Because, although we are not fierce competitors, inwardly we think and believe that the success of one is the failure of others. There’s not much on its own in book sales, because there’s an audience for everything (and tastes, colours) as well as the deals offered to us every day: being able to attend the X or Y Comics Fair at the grown-ups. City Book Fair, interviews with this or that media, distribution here or there. It’s a competitive world, that’s right, there are companies, no staff, son. My presence in a contest may prevent another broadcaster from working on a simple question of capacity. Or that the paper I use to print a comic has a different fold. And no veteran wants their fishing grounds spiraling out of control after years of dedication to finding a productive reef. Water metaphors are running out.
But I always believed in the power of the collective. Ever since I started drawing fanzines, I’ve met other people (Zulai and Irene, from whom we started Studio Kat) who fueled this desire and enthusiasm through a joint project. From there, we completely ended up at Epicentro, a group that puts together dozens of fanzines for better prices for print, booths at comic or manga fairs, and good advice on how to move forward. When Epicentro fell apart in the mid-2000s, the survivors (Studio Kat, Russian Roulette, Studio Wargh…) came together in what we call the New Epicentro or La Rusa del Gato, depending on who you ask. And from there the spark of what you know today (you better know) came as Fandogami. Always the guide, always as a team.
Therefore, I applaud initiatives that bring together small publishers that have always functioned as walled villages, with no contact with the outside world other than lowering the window to fulfill orders. When I read that Cascaborra and Cósmica shared the stands at some of their recent events, I thought: this is the way. Without going any further, we are currently working with Moztros to move materials over the internet and trade shows.

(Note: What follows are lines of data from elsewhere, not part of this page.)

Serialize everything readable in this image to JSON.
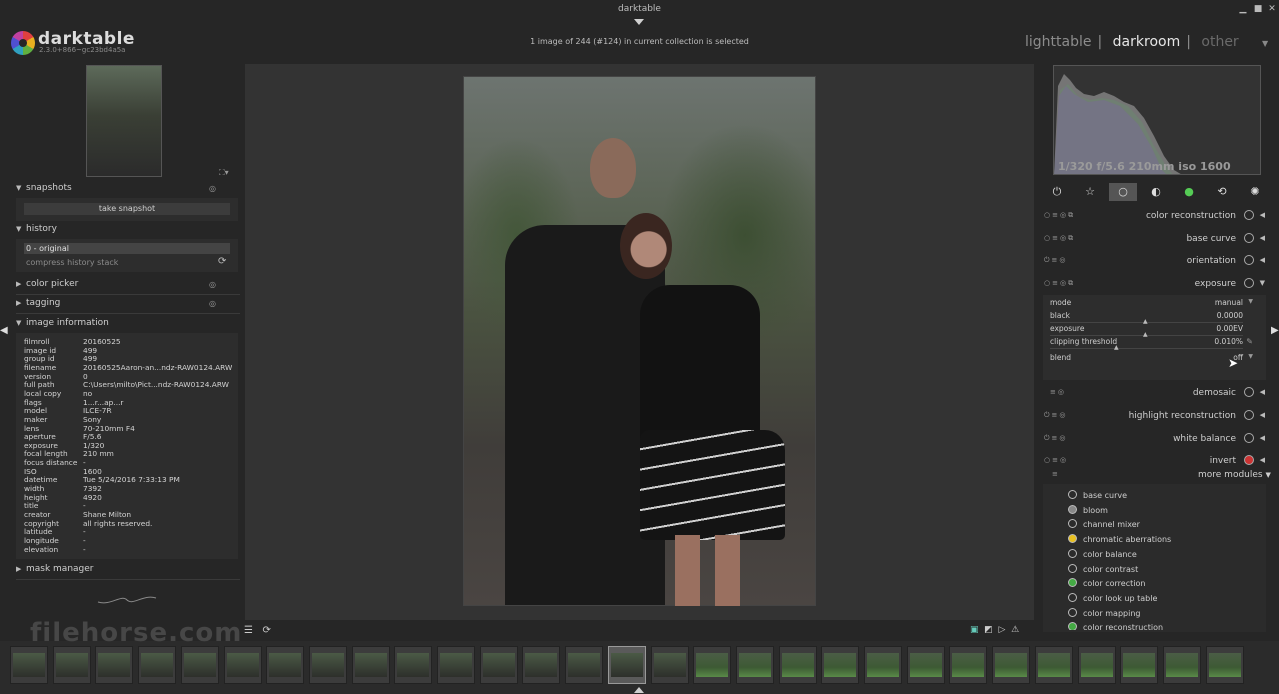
{
  "window": {
    "title": "darktable"
  },
  "logo": {
    "name": "darktable",
    "version": "2.3.0+866~gc23bd4a5a"
  },
  "collection_info": "1 image of 244 (#124) in current collection is selected",
  "view_switcher": {
    "items": [
      "lighttable",
      "darkroom",
      "other"
    ],
    "separator": "|",
    "active": "darkroom"
  },
  "left": {
    "snapshots": {
      "label": "snapshots",
      "button": "take snapshot"
    },
    "history": {
      "label": "history",
      "item": "0 - original",
      "compress": "compress history stack"
    },
    "color_picker": {
      "label": "color picker"
    },
    "tagging": {
      "label": "tagging"
    },
    "image_information": {
      "label": "image information",
      "rows": [
        {
          "k": "filmroll",
          "v": "20160525"
        },
        {
          "k": "image id",
          "v": "499"
        },
        {
          "k": "group id",
          "v": "499"
        },
        {
          "k": "filename",
          "v": "20160525Aaron-an...ndz-RAW0124.ARW"
        },
        {
          "k": "version",
          "v": "0"
        },
        {
          "k": "full path",
          "v": "C:\\Users\\milto\\Pict...ndz-RAW0124.ARW"
        },
        {
          "k": "local copy",
          "v": "no"
        },
        {
          "k": "flags",
          "v": "1...r...ap...r"
        },
        {
          "k": "model",
          "v": "ILCE-7R"
        },
        {
          "k": "maker",
          "v": "Sony"
        },
        {
          "k": "lens",
          "v": "70-210mm F4"
        },
        {
          "k": "aperture",
          "v": "F/5.6"
        },
        {
          "k": "exposure",
          "v": "1/320"
        },
        {
          "k": "focal length",
          "v": "210 mm"
        },
        {
          "k": "focus distance",
          "v": "-"
        },
        {
          "k": "ISO",
          "v": "1600"
        },
        {
          "k": "datetime",
          "v": "Tue 5/24/2016 7:33:13 PM"
        },
        {
          "k": "width",
          "v": "7392"
        },
        {
          "k": "height",
          "v": "4920"
        },
        {
          "k": "title",
          "v": "-"
        },
        {
          "k": "creator",
          "v": "Shane Milton"
        },
        {
          "k": "copyright",
          "v": "all rights reserved."
        },
        {
          "k": "latitude",
          "v": "-"
        },
        {
          "k": "longitude",
          "v": "-"
        },
        {
          "k": "elevation",
          "v": "-"
        }
      ]
    },
    "mask_manager": {
      "label": "mask manager"
    }
  },
  "histogram": {
    "info": "1/320 f/5.6 210mm iso 1600"
  },
  "modules": [
    {
      "name": "color reconstruction"
    },
    {
      "name": "base curve"
    },
    {
      "name": "orientation"
    },
    {
      "name": "exposure"
    }
  ],
  "exposure": {
    "rows": [
      {
        "label": "mode",
        "value": "manual"
      },
      {
        "label": "black",
        "value": "0.0000"
      },
      {
        "label": "exposure",
        "value": "0.00EV"
      },
      {
        "label": "clipping threshold",
        "value": "0.010%"
      },
      {
        "label": "blend",
        "value": "off"
      }
    ]
  },
  "modules_after": [
    {
      "name": "demosaic"
    },
    {
      "name": "highlight reconstruction"
    },
    {
      "name": "white balance"
    },
    {
      "name": "invert"
    }
  ],
  "more_modules": {
    "label": "more modules",
    "items": [
      "base curve",
      "bloom",
      "channel mixer",
      "chromatic aberrations",
      "color balance",
      "color contrast",
      "color correction",
      "color look up table",
      "color mapping",
      "color reconstruction"
    ]
  },
  "watermark": "filehorse.com",
  "colors": {
    "background": "#262626",
    "panel": "#2d2d2d",
    "center": "#333333",
    "text": "#c8c8c8"
  }
}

Very interesting proposals are being made, Sectoral, the various professional associations in the industry have grown in record time, but as well as forging common points at a snail’s pace (and often flagged by people who control the issue). broadcasters bigger and staff more positioned) I like instant action, start before your rings fall off, stick to a target one by one and show, report, here we go to one, Fuenteovejuna, sir! Consolidate minds to print and distribute together, share warehouses, cut expenses, make barriers a common problem, not something you can already deal with. We are not less to hold hands: we are stronger to face the future and publish the comics we want without blaming anyone.
Create alliances! Show the colors! It’s great to work with when you actually do it, move boxes, and get your butt moving. Waiting for long-term strategic plans to take pictures while waiting for the others to close, as if there weren’t enough fish in the sea, is removing the planks and throwing people into the sea.